I’m no Scrooge. I believe parties and the excessive use of glitter are appropriate responses to Christ’s birth among us. It is unfortunately true, however, that for many of us these celebrations of abundance become distorted and unhealthy. What begins as a tribute to abundant life results in unhelpful binging. Sharing good food morphs into overeating. Sharing holiday drinks turns into drunkenness followed by wicked hangovers. And sharing presents leads to spending ourselves into a financial hole.

How do we walk that fine line of appreciating and enjoying the Christmas season without tipping over into “I overdid it again” territory? How do we celebrate God’s gift to us of abundant life appropriately?
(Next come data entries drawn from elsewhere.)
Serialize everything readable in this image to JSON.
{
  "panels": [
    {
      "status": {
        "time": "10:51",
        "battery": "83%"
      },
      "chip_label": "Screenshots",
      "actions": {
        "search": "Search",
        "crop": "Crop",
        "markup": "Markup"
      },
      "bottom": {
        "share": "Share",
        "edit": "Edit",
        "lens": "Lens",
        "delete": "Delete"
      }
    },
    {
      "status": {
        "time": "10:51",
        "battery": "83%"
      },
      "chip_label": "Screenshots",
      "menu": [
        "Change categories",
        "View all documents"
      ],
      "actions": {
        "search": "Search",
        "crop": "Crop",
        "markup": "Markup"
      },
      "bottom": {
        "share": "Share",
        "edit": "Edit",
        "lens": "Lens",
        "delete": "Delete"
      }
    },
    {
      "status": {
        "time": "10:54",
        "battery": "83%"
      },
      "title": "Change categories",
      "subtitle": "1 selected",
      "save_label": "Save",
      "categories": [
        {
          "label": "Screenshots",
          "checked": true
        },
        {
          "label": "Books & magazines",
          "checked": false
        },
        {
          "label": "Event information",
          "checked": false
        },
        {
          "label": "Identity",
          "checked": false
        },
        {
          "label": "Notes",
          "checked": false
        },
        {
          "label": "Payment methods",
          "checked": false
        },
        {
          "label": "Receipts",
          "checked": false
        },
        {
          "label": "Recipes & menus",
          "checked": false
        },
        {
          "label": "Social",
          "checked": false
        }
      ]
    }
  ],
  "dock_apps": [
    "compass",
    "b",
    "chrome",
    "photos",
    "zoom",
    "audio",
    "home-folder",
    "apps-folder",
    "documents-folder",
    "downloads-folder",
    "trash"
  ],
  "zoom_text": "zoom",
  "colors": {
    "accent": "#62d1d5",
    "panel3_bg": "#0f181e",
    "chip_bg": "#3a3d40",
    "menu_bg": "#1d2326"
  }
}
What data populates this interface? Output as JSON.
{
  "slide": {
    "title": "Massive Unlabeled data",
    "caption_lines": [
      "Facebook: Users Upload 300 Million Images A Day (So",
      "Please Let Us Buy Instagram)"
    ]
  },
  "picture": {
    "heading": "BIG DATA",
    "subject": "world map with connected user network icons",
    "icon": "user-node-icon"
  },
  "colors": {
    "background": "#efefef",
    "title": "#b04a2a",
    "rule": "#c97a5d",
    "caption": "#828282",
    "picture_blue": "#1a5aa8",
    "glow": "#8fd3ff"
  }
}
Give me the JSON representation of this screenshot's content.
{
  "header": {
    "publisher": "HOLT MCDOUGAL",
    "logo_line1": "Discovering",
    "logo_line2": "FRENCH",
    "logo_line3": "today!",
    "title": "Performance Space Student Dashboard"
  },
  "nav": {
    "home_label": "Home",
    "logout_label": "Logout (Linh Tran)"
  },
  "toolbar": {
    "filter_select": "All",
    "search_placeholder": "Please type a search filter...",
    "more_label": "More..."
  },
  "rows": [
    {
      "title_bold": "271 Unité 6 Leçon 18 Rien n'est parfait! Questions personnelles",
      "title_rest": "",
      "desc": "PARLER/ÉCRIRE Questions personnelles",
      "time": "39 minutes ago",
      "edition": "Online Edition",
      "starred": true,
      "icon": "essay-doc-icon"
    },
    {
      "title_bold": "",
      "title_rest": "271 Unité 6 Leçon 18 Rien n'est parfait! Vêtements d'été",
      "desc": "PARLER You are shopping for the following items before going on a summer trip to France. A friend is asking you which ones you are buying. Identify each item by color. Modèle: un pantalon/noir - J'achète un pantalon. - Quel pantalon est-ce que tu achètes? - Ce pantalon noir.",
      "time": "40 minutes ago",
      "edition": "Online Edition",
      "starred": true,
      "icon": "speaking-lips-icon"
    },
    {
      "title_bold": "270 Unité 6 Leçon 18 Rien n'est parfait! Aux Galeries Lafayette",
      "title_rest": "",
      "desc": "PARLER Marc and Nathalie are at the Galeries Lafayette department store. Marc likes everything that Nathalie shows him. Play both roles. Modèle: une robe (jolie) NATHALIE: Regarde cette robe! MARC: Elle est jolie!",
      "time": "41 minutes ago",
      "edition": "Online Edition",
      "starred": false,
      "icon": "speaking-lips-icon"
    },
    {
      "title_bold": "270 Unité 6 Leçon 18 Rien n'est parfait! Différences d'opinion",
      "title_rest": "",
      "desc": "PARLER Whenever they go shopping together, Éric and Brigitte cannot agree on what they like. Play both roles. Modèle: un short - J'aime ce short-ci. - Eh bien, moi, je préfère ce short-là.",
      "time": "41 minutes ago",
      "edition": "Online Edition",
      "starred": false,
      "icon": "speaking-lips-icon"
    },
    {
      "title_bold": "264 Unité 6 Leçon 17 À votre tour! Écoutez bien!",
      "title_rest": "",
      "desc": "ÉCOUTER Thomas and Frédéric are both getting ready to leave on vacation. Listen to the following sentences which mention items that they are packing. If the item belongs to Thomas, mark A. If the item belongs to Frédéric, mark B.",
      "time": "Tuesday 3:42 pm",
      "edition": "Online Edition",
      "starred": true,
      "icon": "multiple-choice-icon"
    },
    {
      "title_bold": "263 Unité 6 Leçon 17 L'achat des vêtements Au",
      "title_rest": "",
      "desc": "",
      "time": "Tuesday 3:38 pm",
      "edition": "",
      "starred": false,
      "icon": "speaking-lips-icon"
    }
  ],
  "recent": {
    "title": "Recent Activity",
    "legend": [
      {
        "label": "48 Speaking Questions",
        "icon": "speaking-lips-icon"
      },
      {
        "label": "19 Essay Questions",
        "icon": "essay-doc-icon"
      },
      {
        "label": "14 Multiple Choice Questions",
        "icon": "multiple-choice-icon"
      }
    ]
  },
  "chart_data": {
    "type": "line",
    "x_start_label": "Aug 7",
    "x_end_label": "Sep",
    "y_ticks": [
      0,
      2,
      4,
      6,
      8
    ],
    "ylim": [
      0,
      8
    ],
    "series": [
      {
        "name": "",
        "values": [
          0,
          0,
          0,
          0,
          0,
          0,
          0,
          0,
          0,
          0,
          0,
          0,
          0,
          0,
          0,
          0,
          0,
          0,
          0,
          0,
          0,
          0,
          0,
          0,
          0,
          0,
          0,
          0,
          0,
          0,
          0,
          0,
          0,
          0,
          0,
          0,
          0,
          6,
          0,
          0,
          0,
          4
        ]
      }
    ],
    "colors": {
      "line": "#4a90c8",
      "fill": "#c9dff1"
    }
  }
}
My mantra this year is going to be “Make sure there’s room for the Baby.” I intend to gauge whether or not I need another cookie or cup of eggnog by whether or not I am actually savoring the experience—or simply piling too much goodness in for my own good. I hope to cut off spending on gifts when there is no more money allotted for them in my budget. I want to say no to invitations when I feel myself exhausted and frazzled.

I want to sing more carols and light more candles. I want more silent nights admiring the lights on the tree. I want to make sure I listen to the Marys and Josephs of our time— those who feel neglected and alone, with no safe place to go. I want to ensure that in all his Birthday Celebrations, I’ve not forgotten about the Baby Jesus.

If my manger is too full, I fear that Mary, Joseph, and Jesus, will once again be left looking for a place that has accommodations for them. I want to make sure that whatever else fills my time and body and spirit, I am keeping the heart of the season open and available for Jesus to show up.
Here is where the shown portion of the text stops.